Long-term cycle charts are interesting to look at, but I’m not sure how much they help one’s trading or strategy. In any case, there is a website, www.seasonalcharts.com that has such charts, and one that can be quite interesting is the 10-year cycle chart of the Dow. In other words, the data for the Dow is accumulated by year and then published in a way that you can see the pattern of each year of the decade – going back to 1897 in this case.
Years ending in “7" have had some very interesting drama. Many of us remember the Crash of ‘87, of course. 1987 had been a wonderful year up through August, as prices surged ahead. Then there was some problem moving forward in September and October, but a torrent of selling was unleashed, beginning on October 14th and culminating with the Crash on October 19th. The market fell 22% in that one day.

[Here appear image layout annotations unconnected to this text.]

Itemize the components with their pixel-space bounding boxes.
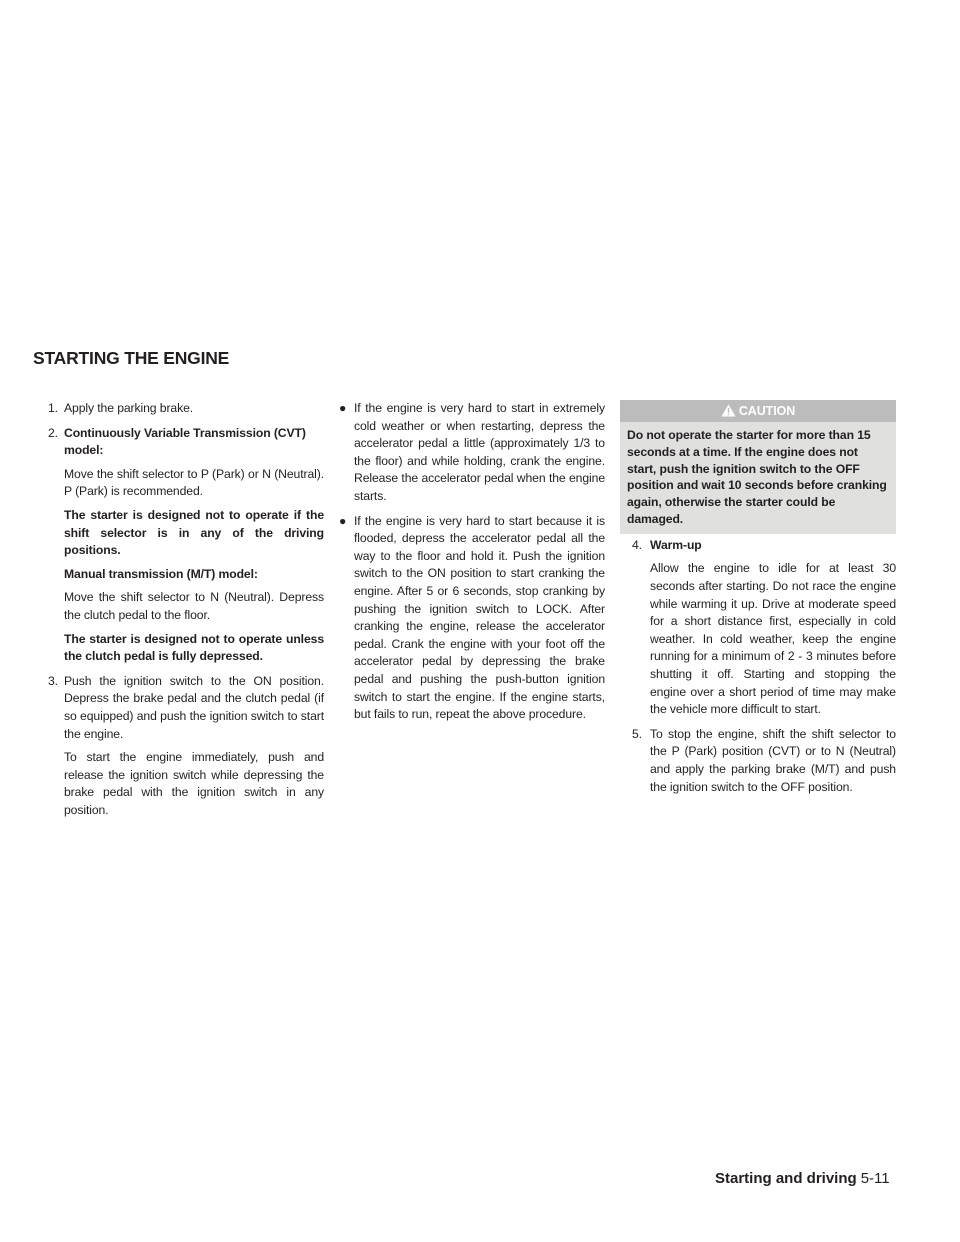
bullet-item-flooded [339,513,605,724]
cvt-heading: Continuously Variable Transmission (CVT) model: [64,425,306,458]
caution-title: CAUTION [738,404,796,418]
caution-header [620,400,896,422]
column-right [620,400,896,803]
warm-up-text: Allow the engine to idle for at least 30 seconds after starting. Do not race the engine while warming it up. Drive at moderate speed for a short distance first, especially in cold weather. In cold weather, keep the engine running for a minimum of 2 - 3 minutes before shutting it off. Starting and stopping the engine over a short period of time may make the vehicle more difficult to start. [650,561,896,717]
bullet-icon: ● [339,401,347,415]
step-number: 3. [48,673,58,688]
footer-chapter: Starting and driving [715,1170,857,1187]
step-3 [48,673,324,820]
warm-up-heading: Warm-up [650,537,702,552]
step-text: Push the ignition switch to the ON position. Depress the brake pedal and the clutch pedal (if so equipped) and push the ignition switch to start the engine. [64,673,324,741]
step-5 [620,726,896,796]
caution-box [620,400,896,534]
column-left [48,400,324,826]
mt-instruction: Move the shift selector to N (Neutral). Depress the clutch pedal to the floor. [64,590,324,622]
step-number: 1. [48,401,58,415]
step-text: To stop the engine, shift the shift selector to the P (Park) position (CVT) or to N (Neutral) and apply the parking brake (M/T) and push the ignition switch to the OFF position. [650,726,896,794]
caution-text: Do not operate the starter for more than 15 seconds at a time. If the engine does not start, push the ignition switch to the OFF position and wait 10 seconds before cranking again, otherwise the starter could be damaged. [627,428,887,526]
section-title: STARTING THE ENGINE [33,348,230,368]
step-subtext: To start the engine immediately, push and release the ignition switch while depressing the brake pedal with the ignition switch in any position. [64,750,324,817]
bullet-icon: ● [339,513,347,528]
column-middle [339,400,605,731]
bullet-text: If the engine is very hard to start in extremely cold weather or when restarting, depress the accelerator pedal a little (approximately 1/3 to the floor) and while holding, crank the engine. Release the accelerator pedal when the engine starts. [354,401,605,503]
warning-triangle-icon [721,402,736,424]
bullet-text: If the engine is very hard to start because it is flooded, depress the accelerator pedal all the way to the floor and hold it. Push the ignition switch to the ON position to start cranking the engine. After 5 or 6 seconds, stop cranking by pushing the ignition switch to LOCK. After cranking the engine, release the accelerator pedal. Crank the engine with your foot off the accelerator pedal by depressing the brake pedal and pushing the push-button ignition switch to start the engine. If the engine starts, but fails to run, repeat the above procedure. [354,513,605,722]
mt-heading: Manual transmission (M/T) model: [64,566,258,581]
mt-starter-note: The starter is designed not to operate unless the clutch pedal is fully depressed. [64,631,324,664]
step-2 [48,425,324,666]
step-text: Apply the parking brake. [64,401,194,415]
step-number: 4. [632,537,642,552]
step-4 [620,537,896,719]
cvt-instruction: Move the shift selector to P (Park) or N (Neutral). P (Park) is recommended. [64,466,324,499]
cvt-starter-note: The starter is designed not to operate if the shift selector is in any of the driving positions. [64,507,324,558]
step-number: 5. [632,726,642,741]
step-number: 2. [48,425,58,440]
step-1 [48,400,324,418]
bullet-item-cold-weather [339,400,605,506]
footer-page-number: 5-11 [860,1170,890,1187]
page-footer [715,1170,890,1187]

Market historians may also remember the Panic of 1907 – which turned out to be very important in the grand scheme of things. In this Panic, the NYSE Index fell almost 50% in a three-week period in October, 1907. The NYSE approached J. P. Morgan to round up his friends and provide liquidity to the markets. He had done this before – effectively acting as a Federal Reserve Bank would (but in those days there wasn’t a Fed). He grudgingly did so, and the Panic was contained, but only after some scary moments for Morgan and friends. At that point, he said he wouldn’t be doing this any more and that the United States needed a Federal Reserve Bank. The Fed was subsequently created in 1913.
The year of 1917 wasn’t pretty, either. Despite a booming economy, the Dow lost 33% from November of 1916 to November of 1917.

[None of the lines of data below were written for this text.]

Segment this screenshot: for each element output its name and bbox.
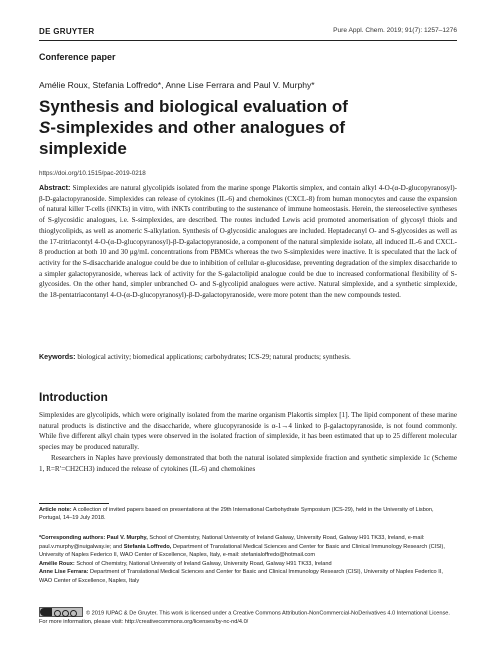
ferrara-label: Anne Lise Ferrara: [39,569,89,576]
introduction-body [39,410,457,474]
header-divider [39,40,457,41]
corresponding-text-1: School of Chemistry, National University of Ireland Galway, University Road, Galway H91 TK33, Ireland, e-mail: paul.v.murphy@nuigalway.ie; and [39,535,425,550]
keywords [39,352,457,362]
title-line-2 [39,117,459,138]
corresponding-name-2: Stefania Loffredo, [123,543,172,550]
abstract-text: Simplexides are natural glycolipids isolated from the marine sponge Plakortis simplex, and contain alkyl 4-O-(α-D-glucopyranosyl)-β-D-galactopyranoside. Simplexides can release of cytokines (IL-6) and chemokines (CXCL-8) from human monocytes and cause the expansion of natural killer T-cells (iNKTs) in vitro, with iNKTs contributing to the sustenance of immune homeostasis. Herein, the stereoselective syntheses of S-glycosidic analogues, i.e. S-simplexides, are described. The routes included Lewis acid promoted anomerisation of glycosyl thiols and thioglycolipids, as well as anomeric S-alkylation. Synthesis of O-glycosidic analogues are included. Heptadecanyl O- and S-glycosides as well as the 17-tritriacontyl 4-O-(α-D-glucopyranosyl)-β-D-galactopyranoside, a component of the natural simplexide isolate, all induced IL-6 and CXCL-8 production at both 10 and 30 μg/mL concentrations from PBMCs whereas the two S-simplexides were inactive. It is speculated that the lack of activity for the S-disaccharide analogue could be due to inhibition of cellular α-glucosidase, preventing degradation of the simplex disaccharide to a simpler galactopyranoside, whereas lack of activity for the S-galactolipid analogue could be due to increased conformational flexibility of S-glycosides. On the other hand, simpler unbranched O- and S-glycolipid analogues were active. Natural simplexide, and a synthetic simplexide, the 18-pentatriacontanyl 4-O-(α-D-glucopyranosyl)-β-D-galactopyranoside, were more potent than the new compounds tested. [39,184,457,300]
section-label: Conference paper [39,52,116,62]
article-note-label: Article note: [39,507,72,513]
keywords-text: biological activity; biomedical applications; carbohydrates; ICS-29; natural products; synthesis. [77,353,351,361]
author-affiliations [39,534,457,586]
license-notice [39,608,457,626]
title-italic-s: S [39,118,51,137]
license-text: © 2019 IUPAC & De Gruyter. This work is licensed under a Creative Commons Attribution-NonCommercial-NoDerivatives 4.0 International License. For more information, please visit: http://creativecommons.org/licenses/by-nc-nd/4.0/ [39,610,450,625]
nd-icon [70,610,77,617]
article-note-text: A collection of invited papers based on presentations at the 29th International Carbohydrate Symposium (ICS-29), held in the University of Lisbon, Portugal, 14–19 July 2018. [39,507,434,522]
article-note [39,506,457,523]
corresponding-label: *Corresponding authors: Paul V. Murphy, [39,535,148,541]
roux-affiliation: School of Chemistry, National University of Ireland Galway, University Road, Galway H91 TK33, Ireland [76,560,332,567]
corresponding-text-2: Department of Translational Medical Sciences and Center for Basic and Clinical Immunology Research (CISI), University of Naples Federico II, WAO Center of Excellence, Naples, Italy, e-mail: stefanialoffredo@hotmail.com [39,543,445,559]
nc-icon [62,610,69,617]
cc-license-icon[interactable] [39,607,83,617]
intro-paragraph-1: Simplexides are glycolipids, which were originally isolated from the marine organism Plakortis simplex [1]. The lipid component of these marine natural products is distinctive and the disaccharide, where glucopyranoside is α-1→4 linked to β-galactopyranoside, is not found commonly. While five different alkyl chain types were observed in the isolated fraction of simplexide, it has been estimated that up to 25 different molecular species may be produced naturally. [39,411,457,452]
author-list: Amélie Roux, Stefania Loffredo*, Anne Lise Ferrara and Paul V. Murphy* [39,80,315,90]
ferrara-affiliation: Department of Translational Medical Sciences and Center for Basic and Clinical Immunology Research (CISI), University of Naples Federico II, WAO Center of Excellence, Naples, Italy [39,569,443,584]
title-line-3: simplexide [39,139,127,158]
publisher-name: DE GRUYTER [39,27,95,36]
title-line-2-rest: -simplexides and other analogues of [50,118,346,137]
journal-citation: Pure Appl. Chem. 2019; 91(7): 1257–1276 [333,27,457,34]
doi-link[interactable]: https://doi.org/10.1515/pac-2019-0218 [39,170,146,177]
abstract [39,183,457,301]
abstract-label: Abstract: [39,184,71,192]
title-line-1: Synthesis and biological evaluation of [39,97,348,116]
keywords-label: Keywords: [39,353,76,361]
roux-label: Amélie Roux: [39,560,75,567]
paper-title [39,96,459,159]
intro-paragraph-2: Researchers in Naples have previously demonstrated that both the natural isolated simplexide fraction and synthetic simplexide 1c (Scheme 1, R=R′=CH2CH3) induced the release of cytokines (IL-6) and chemokines [39,453,457,473]
page-header [39,27,457,41]
footnote-divider [39,503,109,504]
section-heading-introduction: Introduction [39,390,108,404]
by-icon [54,610,61,617]
cc-logo-segment [40,608,52,616]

1937 was another ugly year, as the Dow lost 22% in the last three months of the year. We’ve written about this time period before. In short, the economy was trying to come out of the Depression, but the Fed raised interest rates too early, sending a secondary shock through the system. The economy plunged, but – not wanting to panic people by using word “Depression” again – the word “recession” was invented. The smoke and mirrors probably didn’t help people too much, though, as the unemployment rate rose to 19%.

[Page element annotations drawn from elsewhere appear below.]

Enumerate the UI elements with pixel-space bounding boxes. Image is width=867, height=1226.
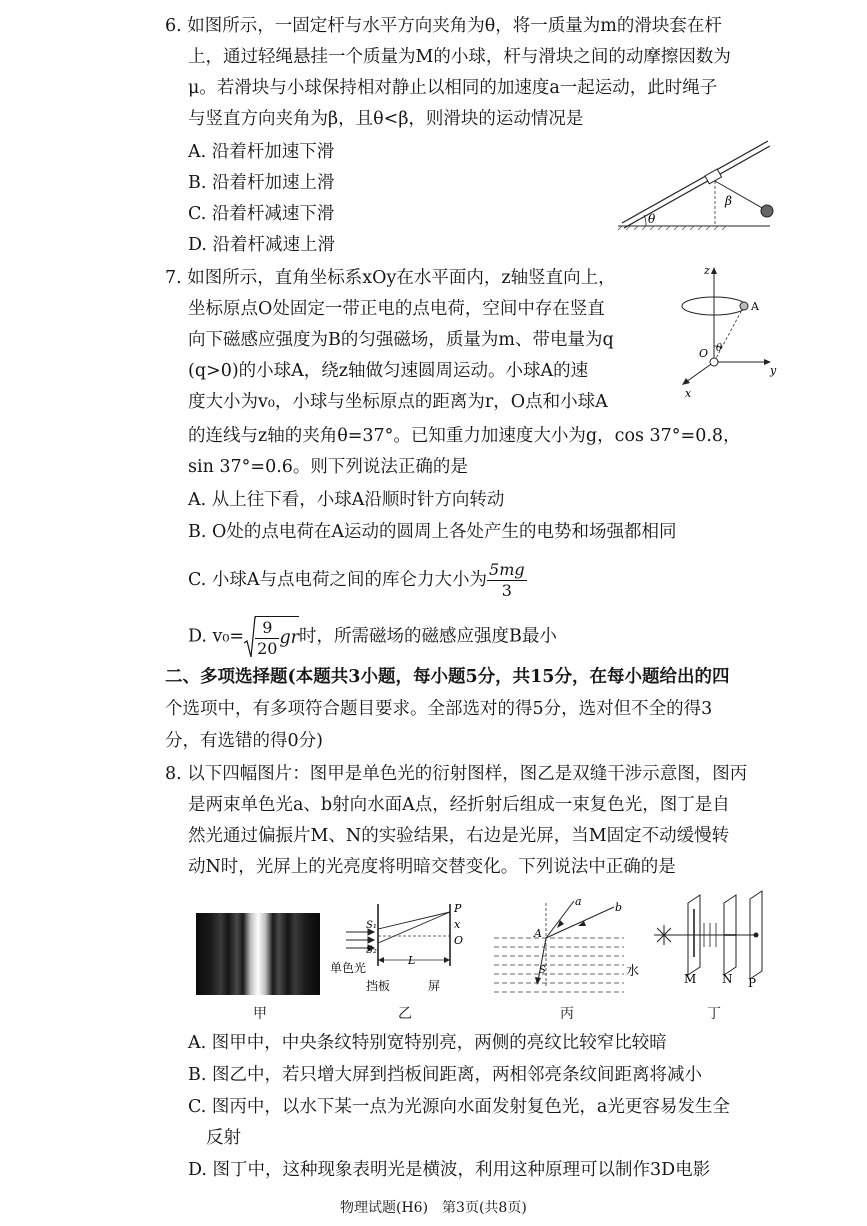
q6-stem-line-1: 6. 如图所示，一固定杆与水平方向夹角为θ，将一质量为m的滑块套在杆	[165, 16, 722, 36]
q6-fig-beta-label: β	[725, 194, 732, 208]
q8-caption-ding: 丁	[707, 1006, 721, 1022]
q8-bing-a-point-label: A	[534, 927, 542, 940]
q6-fig-theta-label: θ	[648, 212, 656, 226]
q8-option-d: D. 图丁中，这种现象表明光是横波，利用这种原理可以制作3D电影	[188, 1160, 711, 1180]
q8-stem-line-3: 然光通过偏振片M、N的实验结果，右边是光屏，当M固定不动缓慢转	[188, 826, 730, 846]
q6-option-b: B. 沿着杆加速上滑	[188, 173, 335, 193]
q8-option-b: B. 图乙中，若只增大屏到挡板间距离，两相邻亮条纹间距离将减小	[188, 1065, 702, 1085]
q8-bing-s-label: S	[539, 965, 546, 976]
q6-stem-line-3: μ。若滑块与小球保持相对静止以相同的加速度a一起运动，此时绳子	[188, 78, 718, 98]
q7-option-c-denominator: 3	[501, 581, 512, 600]
q7-fig-theta-label: θ	[716, 343, 723, 354]
q7-coordinate-figure	[672, 264, 782, 402]
q8-yi-l-label: L	[408, 954, 416, 967]
q8-yi-screen-label: 屏	[428, 979, 441, 993]
q7-stem-line-6: 的连线与z轴的夹角θ=37°。已知重力加速度大小为g，cos 37°=0.8，	[188, 426, 741, 446]
q8-ding-n-label: N	[722, 972, 733, 986]
q8-option-c-line-1: C. 图丙中，以水下某一点为光源向水面发射复色光，a光更容易发生全	[188, 1097, 730, 1117]
section-2-line-1: 二、多项选择题(本题共3小题，每小题5分，共15分，在每小题给出的四	[165, 667, 730, 687]
q8-yi-baffle-label: 挡板	[366, 979, 391, 993]
section-2-line-3: 分，有选错的得0分)	[165, 731, 323, 751]
q8-fig-ding-polarizers	[650, 885, 770, 995]
q7-option-c	[188, 560, 527, 601]
q8-bing-b-label: b	[615, 901, 623, 914]
q8-stem-line-4: 动N时，光屏上的光亮度将明暗交替变化。下列说法中正确的是	[188, 857, 676, 877]
q7-option-c-fraction	[487, 560, 527, 601]
q8-fig-yi-double-slit	[330, 898, 470, 1000]
q8-yi-s1-label: S₁	[366, 920, 377, 931]
q7-stem-line-3: 向下磁感应强度为B的匀强磁场，质量为m、带电量为q	[188, 330, 614, 350]
q8-stem-line-2: 是两束单色光a、b射向水面A点，经折射后组成一束复色光，图丁是自	[188, 795, 730, 815]
q7-option-c-text: C. 小球A与点电荷之间的库仑力大小为	[188, 570, 488, 590]
q8-fig-jia-diffraction	[196, 913, 320, 995]
q8-caption-yi: 乙	[398, 1006, 412, 1022]
q8-yi-s2-label: S₂	[366, 945, 377, 956]
q7-stem-line-4: (q>0)的小球A，绕z轴做匀速圆周运动。小球A的速	[188, 361, 589, 381]
q8-caption-jia: 甲	[253, 1006, 267, 1022]
q8-bing-water-label: 水	[626, 964, 640, 979]
q7-option-c-numerator: 5mg	[489, 560, 525, 579]
q7-stem-line-1: 7. 如图所示，直角坐标系xOy在水平面内，z轴竖直向上，	[165, 268, 616, 288]
q8-yi-p-label: P	[454, 902, 462, 915]
q7-option-d-suffix: 时，所需磁场的磁感应强度B最小	[299, 626, 557, 647]
q7-fig-y-label: y	[770, 364, 777, 377]
q7-stem-line-2: 坐标原点O处固定一带正电的点电荷，空间中存在竖直	[188, 299, 605, 319]
q6-stem-line-2: 上，通过轻绳悬挂一个质量为M的小球，杆与滑块之间的动摩擦因数为	[188, 47, 731, 67]
q7-stem-line-7: sin 37°=0.6。则下列说法正确的是	[188, 457, 468, 477]
q8-yi-o-label: O	[454, 934, 464, 947]
q7-stem-line-5: 度大小为v₀，小球与坐标原点的距离为r，O点和小球A	[188, 392, 608, 412]
q8-ding-m-label: M	[684, 972, 697, 986]
q8-fig-bing-refraction	[494, 893, 642, 1003]
q8-stem-line-1: 8. 以下四幅图片：图甲是单色光的衍射图样，图乙是双缝干涉示意图，图丙	[165, 764, 748, 784]
q6-rod-figure	[618, 135, 778, 230]
q8-option-c-line-2: 反射	[206, 1128, 241, 1148]
q6-option-a: A. 沿着杆加速下滑	[188, 142, 335, 162]
q7-option-b: B. O处的点电荷在A运动的圆周上各处产生的电势和场强都相同	[188, 522, 677, 542]
q8-option-a: A. 图甲中，中央条纹特别宽特别亮，两侧的亮纹比较窄比较暗	[188, 1033, 667, 1053]
q7-option-a: A. 从上往下看，小球A沿顺时针方向转动	[188, 490, 505, 510]
q7-fig-x-label: x	[685, 387, 692, 400]
q7-option-d-denominator: 20	[257, 638, 278, 658]
q7-fig-z-label: z	[704, 264, 710, 277]
q8-caption-bing: 丙	[560, 1006, 574, 1022]
q7-option-d-numerator: 9	[255, 618, 279, 639]
q8-ding-p-label: P	[748, 976, 757, 990]
q6-stem-line-4: 与竖直方向夹角为β，且θ<β，则滑块的运动情况是	[188, 109, 584, 129]
q7-option-d-fraction	[255, 618, 279, 659]
q8-bing-a-label: a	[575, 895, 582, 908]
q8-yi-x-label: x	[454, 918, 461, 931]
q8-yi-source-label: 单色光	[330, 961, 367, 975]
q6-option-c: C. 沿着杆减速下滑	[188, 204, 335, 224]
q7-option-d-prefix: D. v₀=	[188, 626, 245, 647]
q7-option-d	[188, 615, 557, 659]
section-2-heading	[165, 665, 729, 689]
page-footer: 物理试题(H6) 第3页(共8页)	[340, 1200, 527, 1216]
section-2-line-2: 个选项中，有多项符合题目要求。全部选对的得5分，选对但不全的得3	[165, 699, 713, 719]
q7-fig-o-label: O	[699, 347, 709, 360]
q6-option-d: D. 沿着杆减速上滑	[188, 235, 336, 255]
q7-fig-a-label: A	[751, 300, 759, 313]
q7-option-d-radicand: gr	[279, 627, 300, 648]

In looking at data from The Stock Trader’s Almanac (Wiley publishing; www.stocktradersalmanac.com), it is also interesting to note that $SPX lost 14% in 1957 (I don’t remember that one), 11% in 1977 (I do remember that one), and 2007 was pretty scary, too, as that was the year we first learned what “subprime debt” was – and it led to a nasty summer decline.
There were some positive years, most notably 1997 (+31% on $SPX), but mostly they were subdued.
Every twenty years the year ending in “7" is the first year of the 4-year Presidential Cycle. Those are generally struggling years, as the new regime in power gets all of the “nasty” stuff out of the way early, in hopes that voters won’t remember it three years later.
The graph above shows the entire 10-year cycle, with the years ending in “7" circled in red. From the chart, we can see that years ending in “7" generally rally – even rally strongly – into the late summer. But then the wheels come off, and there is a precipitous drop late in the year. By year’s end, there is a loss. Surprisingly, this is not the only year of the decade that shows a loss (“0" and “1" do also).
So, take this as a vague warning of sorts. We will try to remember to re-visit this data in the summer of 2017, just to remind ourselves of what has happened in the past.